Williams v. State

711 So. 2d 1369 | Fla. Dist. Ct. App. | 1998

711 So. 2d 1369 (1998)

Mark WILLIAMS, Appellant,
v.
STATE of Florida, Appellee.

No. 98-0123.

District Court of Appeal of Florida, Fourth District.

June 17, 1998.

*1370 Mark Williams, Fort Lauderdale, pro se.

Robert A. Butterworth, Attorney General, Tallahassee, and Rochelle L. Kirdy, Assistant Attorney General, West Palm Beach, for appellee.

PER CURIAM.

Mark Williams appeals the summary denial of his motion for postconviction relief, filed pursuant to Florida Rule of Criminal Procedure 3.850, seeking jail time credit for ten months spent in the Palm Beach County Sheriff's Office drug farm. We previously reversed a summary denial, without record attachments, of the same motion. See Williams v. State, 699 So. 2d 845 (Fla. 4th DCA 1997). On receiving this court's mandate, the trial court requested a response from the state and, incorporating the response and record attachments, it again denied the motion. Once again, we reverse.

In its response below, the state asserted that Appellant had waived credit for time spent in the drug farm, pointing to the third negotiated plea agreement Appellant executed in this case in June 1996, which provided for a sentence of 35 months in prison and 115 days of credit. The top of the agreement indicated the form reflected all terms of the negotiated plea. The state argued that Appellant was not entitled to additional credit because he had specifically agreed to 115 days.

On appeal, this court issued an order to show cause and asked the state to address Silverstein v. State, 654 So. 2d 1040, 1041 (Fla. 4th DCA 1995), in which this court held that a waiver of jail time credit must be clearly shown on the record and must be specific and voluntary. This time the state pointed to a prior negotiated plea agreement, executed in December 1992, in which Appellant was first placed on ten years habitual offender probation in connection with the instant offenses.
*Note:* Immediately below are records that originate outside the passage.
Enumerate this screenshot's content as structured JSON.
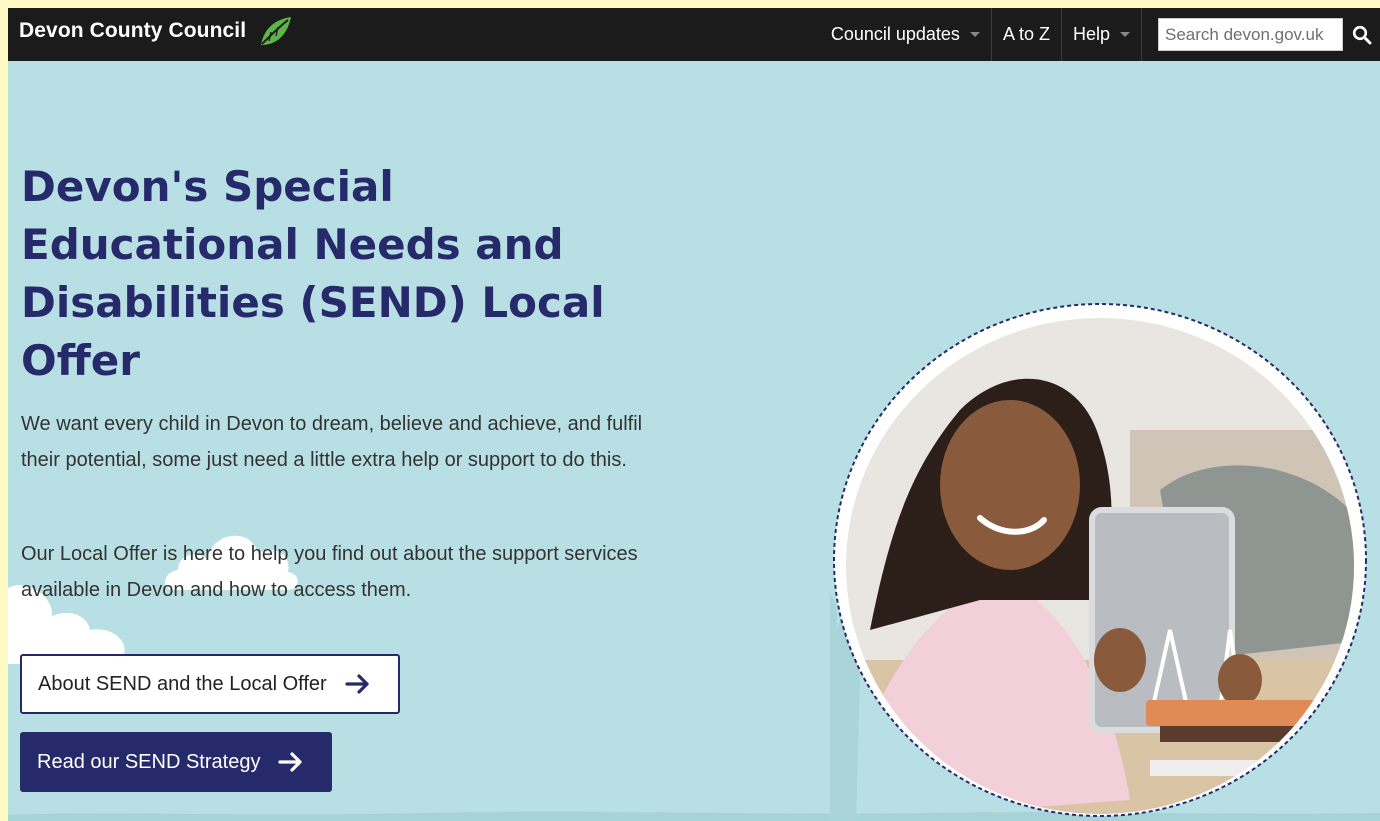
{
  "header": {
    "brand": "Devon County Council",
    "nav": {
      "council_updates": "Council updates",
      "a_to_z": "A to Z",
      "help": "Help"
    },
    "search": {
      "placeholder": "Search devon.gov.uk"
    }
  },
  "hero": {
    "title": "Devon's Special Educational Needs and Disabilities (SEND) Local Offer",
    "paragraph_1": "We want every child in Devon to dream, believe and achieve, and fulfil their potential, some just need a little extra help or support to do this.",
    "paragraph_2": "Our Local Offer is here to help you find out about the support services available in Devon and how to access them.",
    "button_about": "About SEND and the Local Offer",
    "button_strategy": "Read our SEND Strategy"
  },
  "colors": {
    "header_bg": "#1b1b1b",
    "hero_bg": "#b8dfe3",
    "title": "#262a6b",
    "button_primary": "#262a6b",
    "leaf": "#5fb548",
    "page_border": "#fff9c4"
  },
  "icons": {
    "brand_leaf": "leaf-icon",
    "search": "search-icon",
    "dropdown": "chevron-down-icon",
    "button_arrow": "arrow-right-icon"
  }
}
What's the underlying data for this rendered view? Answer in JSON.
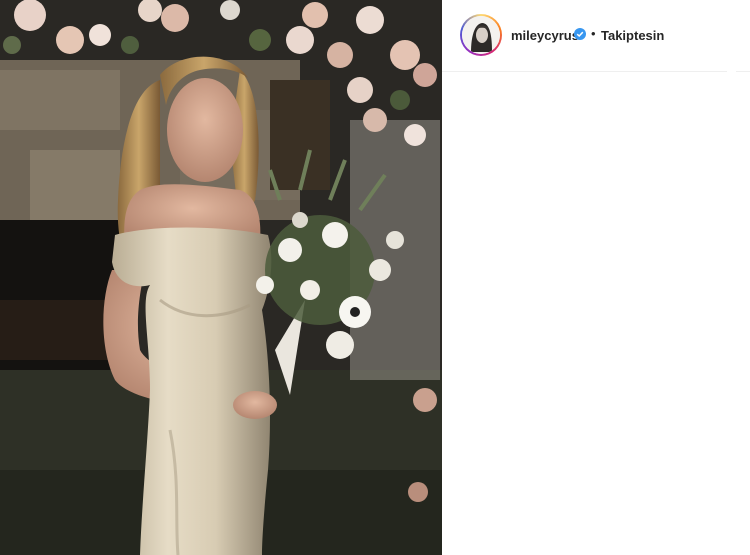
{
  "post": {
    "image_alt": "miley cyrus wedding photo with bouquet"
  },
  "header": {
    "username": "mileycyrus",
    "separator": "•",
    "follow_status": "Takiptesin",
    "verified": true,
    "avatar_icon": "profile-avatar"
  },
  "colors": {
    "text": "#262626",
    "verified_badge": "#3897f0",
    "divider": "#efefef"
  }
}
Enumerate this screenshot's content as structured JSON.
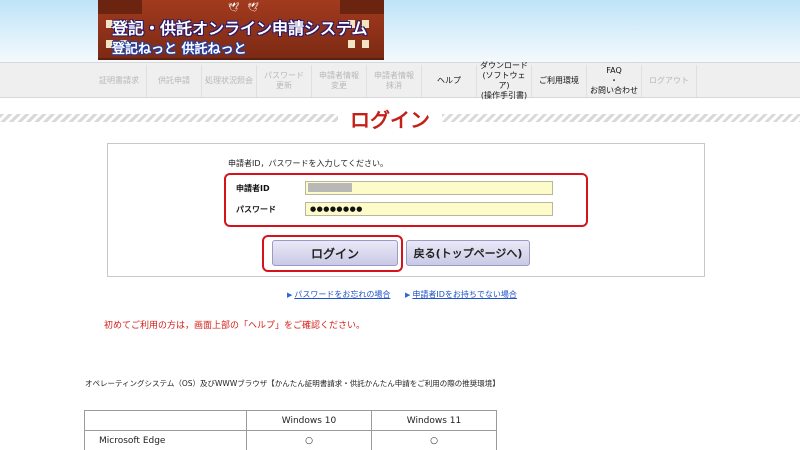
{
  "header": {
    "title": "登記・供託オンライン申請システム",
    "subtitle": "登記ねっと 供託ねっと"
  },
  "nav": {
    "items": [
      {
        "label": "証明書請求",
        "enabled": false
      },
      {
        "label": "供託申請",
        "enabled": false
      },
      {
        "label": "処理状況照会",
        "enabled": false
      },
      {
        "label": "パスワード\n更新",
        "enabled": false
      },
      {
        "label": "申請者情報\n変更",
        "enabled": false
      },
      {
        "label": "申請者情報\n抹消",
        "enabled": false
      },
      {
        "label": "ヘルプ",
        "enabled": true
      },
      {
        "label": "ダウンロード\n(ソフトウェア)\n(操作手引書)",
        "enabled": true
      },
      {
        "label": "ご利用環境",
        "enabled": true
      },
      {
        "label": "FAQ\n・\nお問い合わせ",
        "enabled": true
      },
      {
        "label": "ログアウト",
        "enabled": false
      }
    ]
  },
  "page": {
    "title": "ログイン"
  },
  "login": {
    "instruction": "申請者ID，パスワードを入力してください。",
    "id_label": "申請者ID",
    "password_label": "パスワード",
    "password_value": "●●●●●●●●",
    "login_button": "ログイン",
    "back_button": "戻る(トップページへ)"
  },
  "links": {
    "forgot_password": "パスワードをお忘れの場合",
    "no_id": "申請者IDをお持ちでない場合"
  },
  "notice": "初めてご利用の方は，画面上部の「ヘルプ」をご確認ください。",
  "os_section": {
    "heading": "オペレーティングシステム（OS）及びWWWブラウザ【かんたん証明書請求・供託かんたん申請をご利用の際の推奨環境】",
    "columns": [
      "",
      "Windows 10",
      "Windows 11"
    ],
    "rows": [
      [
        "Microsoft Edge",
        "○",
        "○"
      ]
    ]
  },
  "colors": {
    "accent_red": "#c4201a",
    "highlight_red": "#d4141a",
    "link_blue": "#1f52c9",
    "input_yellow": "#fdfbc9",
    "button_lavender": "#c9c9e6"
  }
}
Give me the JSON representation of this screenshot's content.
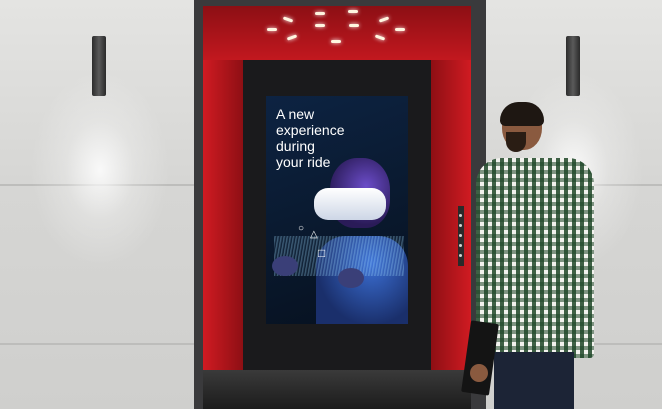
{
  "screen_ad": {
    "headline": "A new\nexperience\nduring\nyour ride"
  },
  "colors": {
    "cabin_red": "#b3161c",
    "screen_navy": "#0d2342",
    "wall": "#d6d6d4"
  },
  "icons": [
    "circle-shape",
    "triangle-shape",
    "square-shape"
  ]
}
That plea agreement required Appellant, as a special condition of his probation, to spend one year in the Palm Beach County jail, but also provided that he could serve that sentence at the drug farm. It also included the following typed wording: "ALL CREDIT FOR TIME SERVED IS EXPRESSLY HEREBY WAIVED BY THE DEFENDANT, UNLESS OTHERWISE SPECIFIED WITHIN"; and the following handwritten wording: "defendant waives all jail credit."

Section 921.161(1), Florida Statutes (1995), provides a credit for the time a defendant spends in county jail "before sentence." Obviously, the time Appellant was to spend in the drug farm after being placed on probation in December 1992 was not time to which he could have been entitled to credit at the time he was placed on probation, and thus his specific waiver made at that time could not have had the effect of specifically and voluntarily waiving any credit to which he thereafter may have become entitled.
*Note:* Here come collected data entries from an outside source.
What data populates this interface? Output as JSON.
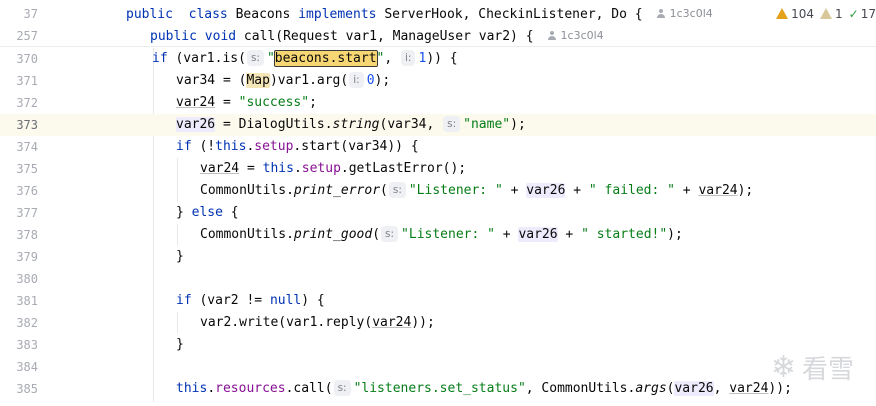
{
  "sticky": [
    {
      "num": "37",
      "tokens": [
        [
          "kw",
          "public"
        ],
        [
          "",
          "  "
        ],
        [
          "kw",
          "class"
        ],
        [
          "",
          " Beacons "
        ],
        [
          "kw",
          "implements"
        ],
        [
          "",
          " ServerHook, CheckinListener, Do {"
        ]
      ],
      "author": "1c3c0l4"
    },
    {
      "num": "257",
      "tokens": [
        [
          "kw",
          "public"
        ],
        [
          "",
          " "
        ],
        [
          "kw",
          "void"
        ],
        [
          "",
          " call(Request var1, ManageUser var2) {"
        ]
      ],
      "author": "1c3c0l4"
    }
  ],
  "inspections": {
    "warnings": "104",
    "weak_warnings": "1",
    "typos": "17"
  },
  "lines": [
    {
      "num": "370",
      "tokens": [
        [
          "kw",
          "if"
        ],
        [
          "",
          " (var1.is("
        ],
        [
          "hint",
          "s:"
        ],
        [
          "str",
          "\""
        ],
        [
          "sel",
          "beacons.start"
        ],
        [
          "str",
          "\""
        ],
        [
          "",
          ", "
        ],
        [
          "hint",
          "i:"
        ],
        [
          "num",
          "1"
        ],
        [
          "",
          "))"
        ],
        [
          "",
          " {"
        ]
      ]
    },
    {
      "num": "371",
      "tokens": [
        [
          "",
          "var34 = ("
        ],
        [
          "hl-type",
          "Map"
        ],
        [
          "",
          ")var1.arg("
        ],
        [
          "hint",
          "i:"
        ],
        [
          "num",
          "0"
        ],
        [
          "",
          ");"
        ]
      ]
    },
    {
      "num": "372",
      "tokens": [
        [
          "ul",
          "var24"
        ],
        [
          "",
          " = "
        ],
        [
          "str",
          "\"success\""
        ],
        [
          "",
          ";"
        ]
      ]
    },
    {
      "num": "373",
      "tokens": [
        [
          "hl-var",
          "var26"
        ],
        [
          "",
          " = DialogUtils."
        ],
        [
          "it",
          "string"
        ],
        [
          "",
          "(var34, "
        ],
        [
          "hint",
          "s:"
        ],
        [
          "str",
          "\"name\""
        ],
        [
          "",
          ");"
        ]
      ]
    },
    {
      "num": "374",
      "tokens": [
        [
          "kw",
          "if"
        ],
        [
          "",
          " (!"
        ],
        [
          "kw",
          "this"
        ],
        [
          "",
          "."
        ],
        [
          "fld",
          "setup"
        ],
        [
          "",
          ".start(var34)) {"
        ]
      ]
    },
    {
      "num": "375",
      "tokens": [
        [
          "ul",
          "var24"
        ],
        [
          "",
          " = "
        ],
        [
          "kw",
          "this"
        ],
        [
          "",
          "."
        ],
        [
          "fld",
          "setup"
        ],
        [
          "",
          ".getLastError();"
        ]
      ]
    },
    {
      "num": "376",
      "tokens": [
        [
          "",
          "CommonUtils."
        ],
        [
          "it",
          "print_error"
        ],
        [
          "",
          "("
        ],
        [
          "hint",
          "s:"
        ],
        [
          "str",
          "\"Listener: \""
        ],
        [
          "",
          " + "
        ],
        [
          "hl-var",
          "var26"
        ],
        [
          "",
          " + "
        ],
        [
          "str",
          "\" failed: \""
        ],
        [
          "",
          " + "
        ],
        [
          "ul",
          "var24"
        ],
        [
          "",
          ");"
        ]
      ]
    },
    {
      "num": "377",
      "tokens": [
        [
          "",
          "} "
        ],
        [
          "kw",
          "else"
        ],
        [
          "",
          " {"
        ]
      ]
    },
    {
      "num": "378",
      "tokens": [
        [
          "",
          "CommonUtils."
        ],
        [
          "it",
          "print_good"
        ],
        [
          "",
          "("
        ],
        [
          "hint",
          "s:"
        ],
        [
          "str",
          "\"Listener: \""
        ],
        [
          "",
          " + "
        ],
        [
          "hl-var",
          "var26"
        ],
        [
          "",
          " + "
        ],
        [
          "str",
          "\" started!\""
        ],
        [
          "",
          ");"
        ]
      ]
    },
    {
      "num": "379",
      "tokens": [
        [
          "",
          "}"
        ]
      ]
    },
    {
      "num": "380",
      "tokens": []
    },
    {
      "num": "381",
      "tokens": [
        [
          "kw",
          "if"
        ],
        [
          "",
          " (var2 != "
        ],
        [
          "kw",
          "null"
        ],
        [
          "",
          ") {"
        ]
      ]
    },
    {
      "num": "382",
      "tokens": [
        [
          "",
          "var2.write(var1.reply("
        ],
        [
          "ul",
          "var24"
        ],
        [
          "",
          "));"
        ]
      ]
    },
    {
      "num": "383",
      "tokens": [
        [
          "",
          "}"
        ]
      ]
    },
    {
      "num": "384",
      "tokens": []
    },
    {
      "num": "385",
      "tokens": [
        [
          "kw",
          "this"
        ],
        [
          "",
          "."
        ],
        [
          "fld",
          "resources"
        ],
        [
          "",
          ".call("
        ],
        [
          "hint",
          "s:"
        ],
        [
          "str",
          "\"listeners.set_status\""
        ],
        [
          "",
          ", CommonUtils."
        ],
        [
          "it",
          "args"
        ],
        [
          "",
          "("
        ],
        [
          "hl-var",
          "var26"
        ],
        [
          "",
          ", "
        ],
        [
          "ul",
          "var24"
        ],
        [
          "",
          "));"
        ]
      ]
    }
  ],
  "watermark": {
    "icon": "❄",
    "text": "看雪"
  }
}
Therefore, the order denying relief is again reversed and remanded for an evidentiary hearing or the attachment of further portions of the record conclusively showing that Appellant is entitled to no relief. Once again, we note that this court makes no determination as to whether a prisoner is entitled to jail time credit for time served in the drug farm. See Robinson v. State, 689 So. 2d 1147, 1149 n. 1 (Fla. 4th DCA 1997); Whitehead v. State, 677 So. 2d 40 (Fla. 4th DCA 1996).

GUNTHER, STEVENSON and SHAHOOD, JJ., concur.